After less than two turbulent seasons, Auburn fired football coach Bryan Harsin on Monday.
The decision came just before the school named a new athletic director in John Cohen, the former Mississippi State AD.
Harsin's firing also came less than 48 hours after the Tigers lost to Arkansas at home by two touchdowns.
The team dropped to 3-5 and is in danger of missing out on a bowl game for the first time since 2012.
Running backs coach Carnell "Cadillac" Williams will serve as Auburn's interim coach, the school later announced. He's in his fourth season at his alma mater, where he was an All-America selection at running back and set team records for carries (741) and rushing touchdowns (45). Williams was selected at No. 5 overall by Tampa Bay in the 2005 NFL draft, and played seven NFL seasons, rushing for 4,047 yards and 21 touchdowns.
Harsin's tenure at Auburn ends with a 9-12 record.

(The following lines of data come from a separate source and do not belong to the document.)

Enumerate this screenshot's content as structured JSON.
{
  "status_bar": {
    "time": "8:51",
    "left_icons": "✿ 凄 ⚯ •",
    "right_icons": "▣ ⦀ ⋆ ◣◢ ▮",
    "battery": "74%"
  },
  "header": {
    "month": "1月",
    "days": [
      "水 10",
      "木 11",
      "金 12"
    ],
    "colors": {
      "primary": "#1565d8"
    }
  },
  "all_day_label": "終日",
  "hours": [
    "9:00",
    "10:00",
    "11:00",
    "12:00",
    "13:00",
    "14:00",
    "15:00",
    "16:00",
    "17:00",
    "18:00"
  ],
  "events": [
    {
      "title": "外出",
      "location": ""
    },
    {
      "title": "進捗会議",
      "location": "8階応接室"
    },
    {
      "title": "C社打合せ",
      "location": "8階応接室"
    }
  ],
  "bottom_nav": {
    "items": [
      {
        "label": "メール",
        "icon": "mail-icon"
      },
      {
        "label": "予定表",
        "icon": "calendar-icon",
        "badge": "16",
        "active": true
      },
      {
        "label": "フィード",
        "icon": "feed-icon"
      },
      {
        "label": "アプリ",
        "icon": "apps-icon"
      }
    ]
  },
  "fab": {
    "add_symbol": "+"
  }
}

"Auburn University has decided to make a change in the leadership of the Auburn University football program," the school said in a statement. "President [Christopher] Roberts made the decision after a thorough review and evaluation of all aspects of the football program. Auburn will begin an immediate search for a coach that will return the Auburn program to a place where it is consistently competing at the highest levels and representing the winning tradition that is Auburn football."
Per terms of his contract, Harsin will be owed $15.5 million in buyout money with 50% due within 30 days and the remaining half in four installments.

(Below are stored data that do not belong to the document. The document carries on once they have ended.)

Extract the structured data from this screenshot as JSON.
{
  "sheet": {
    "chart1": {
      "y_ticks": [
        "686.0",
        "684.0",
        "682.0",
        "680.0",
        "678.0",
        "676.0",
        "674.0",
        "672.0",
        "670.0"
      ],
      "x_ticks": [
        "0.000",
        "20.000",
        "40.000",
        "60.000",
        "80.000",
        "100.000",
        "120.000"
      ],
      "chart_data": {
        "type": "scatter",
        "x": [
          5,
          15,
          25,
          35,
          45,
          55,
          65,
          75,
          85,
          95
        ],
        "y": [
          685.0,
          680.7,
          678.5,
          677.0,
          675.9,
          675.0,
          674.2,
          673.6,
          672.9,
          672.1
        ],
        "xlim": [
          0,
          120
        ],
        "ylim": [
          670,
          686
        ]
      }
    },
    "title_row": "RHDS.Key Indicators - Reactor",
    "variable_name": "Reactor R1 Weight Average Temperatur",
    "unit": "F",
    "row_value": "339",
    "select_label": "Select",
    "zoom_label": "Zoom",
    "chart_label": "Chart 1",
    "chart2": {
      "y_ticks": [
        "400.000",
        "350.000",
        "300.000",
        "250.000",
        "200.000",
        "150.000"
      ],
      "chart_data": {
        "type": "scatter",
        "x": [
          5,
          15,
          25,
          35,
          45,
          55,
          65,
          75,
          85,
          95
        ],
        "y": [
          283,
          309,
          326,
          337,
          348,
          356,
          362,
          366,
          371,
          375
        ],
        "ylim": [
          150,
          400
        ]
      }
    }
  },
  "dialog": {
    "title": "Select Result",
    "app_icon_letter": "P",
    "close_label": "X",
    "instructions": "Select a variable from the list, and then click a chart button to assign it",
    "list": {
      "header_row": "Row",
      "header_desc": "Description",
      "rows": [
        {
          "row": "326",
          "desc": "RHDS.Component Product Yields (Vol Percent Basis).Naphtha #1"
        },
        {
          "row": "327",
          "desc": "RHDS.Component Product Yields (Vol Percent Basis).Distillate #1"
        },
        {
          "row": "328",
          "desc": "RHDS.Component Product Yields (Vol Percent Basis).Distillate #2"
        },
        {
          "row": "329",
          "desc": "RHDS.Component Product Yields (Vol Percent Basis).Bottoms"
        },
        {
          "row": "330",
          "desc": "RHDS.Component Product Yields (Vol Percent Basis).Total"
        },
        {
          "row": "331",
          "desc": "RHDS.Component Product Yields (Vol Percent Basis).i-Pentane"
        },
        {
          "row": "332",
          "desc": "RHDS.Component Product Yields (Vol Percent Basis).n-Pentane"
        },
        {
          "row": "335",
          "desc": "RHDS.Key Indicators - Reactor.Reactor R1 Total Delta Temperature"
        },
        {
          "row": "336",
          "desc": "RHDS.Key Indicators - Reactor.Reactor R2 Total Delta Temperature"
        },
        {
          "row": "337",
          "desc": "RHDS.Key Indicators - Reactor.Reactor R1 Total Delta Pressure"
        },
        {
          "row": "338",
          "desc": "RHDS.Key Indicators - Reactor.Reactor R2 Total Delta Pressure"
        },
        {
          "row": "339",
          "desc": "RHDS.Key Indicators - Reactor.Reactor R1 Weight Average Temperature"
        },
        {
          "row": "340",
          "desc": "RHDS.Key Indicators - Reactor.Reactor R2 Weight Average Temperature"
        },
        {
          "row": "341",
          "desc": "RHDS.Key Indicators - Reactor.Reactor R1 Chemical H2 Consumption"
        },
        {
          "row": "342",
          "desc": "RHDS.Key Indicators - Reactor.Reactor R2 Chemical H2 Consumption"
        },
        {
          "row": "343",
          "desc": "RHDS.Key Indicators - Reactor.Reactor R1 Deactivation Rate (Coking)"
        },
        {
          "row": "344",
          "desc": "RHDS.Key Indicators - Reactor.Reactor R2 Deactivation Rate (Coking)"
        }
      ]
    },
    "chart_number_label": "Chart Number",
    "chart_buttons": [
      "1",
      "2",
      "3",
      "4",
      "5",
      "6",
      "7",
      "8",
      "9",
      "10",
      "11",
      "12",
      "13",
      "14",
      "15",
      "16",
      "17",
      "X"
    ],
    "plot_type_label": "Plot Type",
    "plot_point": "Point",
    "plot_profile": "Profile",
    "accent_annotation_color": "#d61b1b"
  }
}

Two years ago, the school decided to pay a $21.7 million buyout to fire Gus Malzahn, who had gone 68-34 in eight seasons.

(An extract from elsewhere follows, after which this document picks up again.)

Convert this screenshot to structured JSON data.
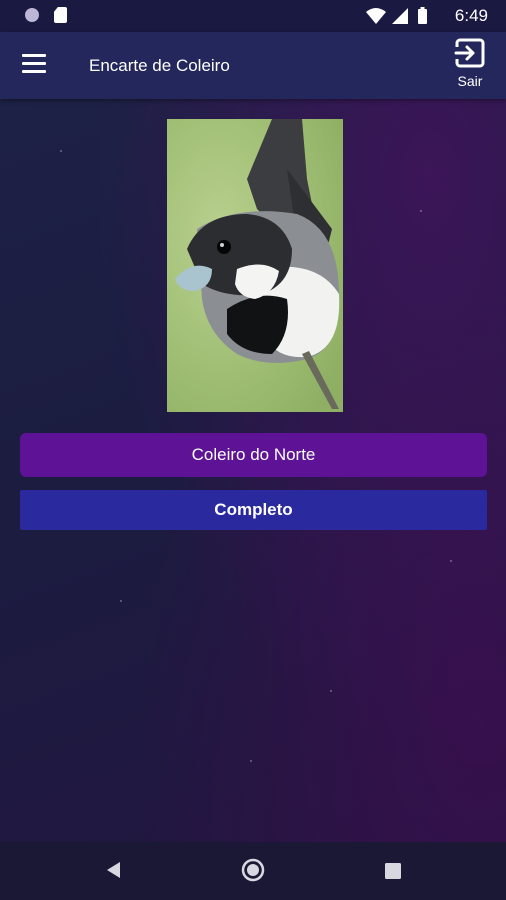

"I am incredibly disappointed that I won't get to lead the Auburn football program and these players into the future," Harsin said in a statement released Tuesday. "I poured my heart and soul into this program and team. We stood together in the face of considerable challenges and outside noise.
"Through my entire time at Auburn we did things the right way, which is not always the easy way. I am very proud of the resolve shown by everyone in our facility and incredibly grateful for those at Auburn who stood by me and my family. I am certain that this group of players will do great things. I will miss you guys tremendously but will always be there for you and do anything I can to help moving forward. Thank you for believing in me."
Auburn was coming off a 6-7 season when Harsin's status was thrown into limbo this February after the university launched an investigation into his handling of the program.
The inquiry came after a number of players and coaches left during the offseason.
Auburn ultimately cleared Harsin, who later called it a "personal attack" that "didn't work."
"Like any coach with the benefit of hindsight, there are things that could have been done differently," added Harsin. "I don't pretend to be perfect but I am certain I will be better moving forward because of this experience.
"I truly believe Auburn has the potential to be a championship program once again. The resources, financial support and fan base are in place. There are good people throughout this program and University. With complete alignment, the possibilities are endless."
Auburn opened the season with two straight wins, over Mercer and San Jose State, but has gone 1-5 since.
Harsin, 45, came to Auburn on a six-year, $31.5 million deal after seven seasons as head coach at Boise State.
His record as a head coach, including one season at Arkansas State, is 85-36.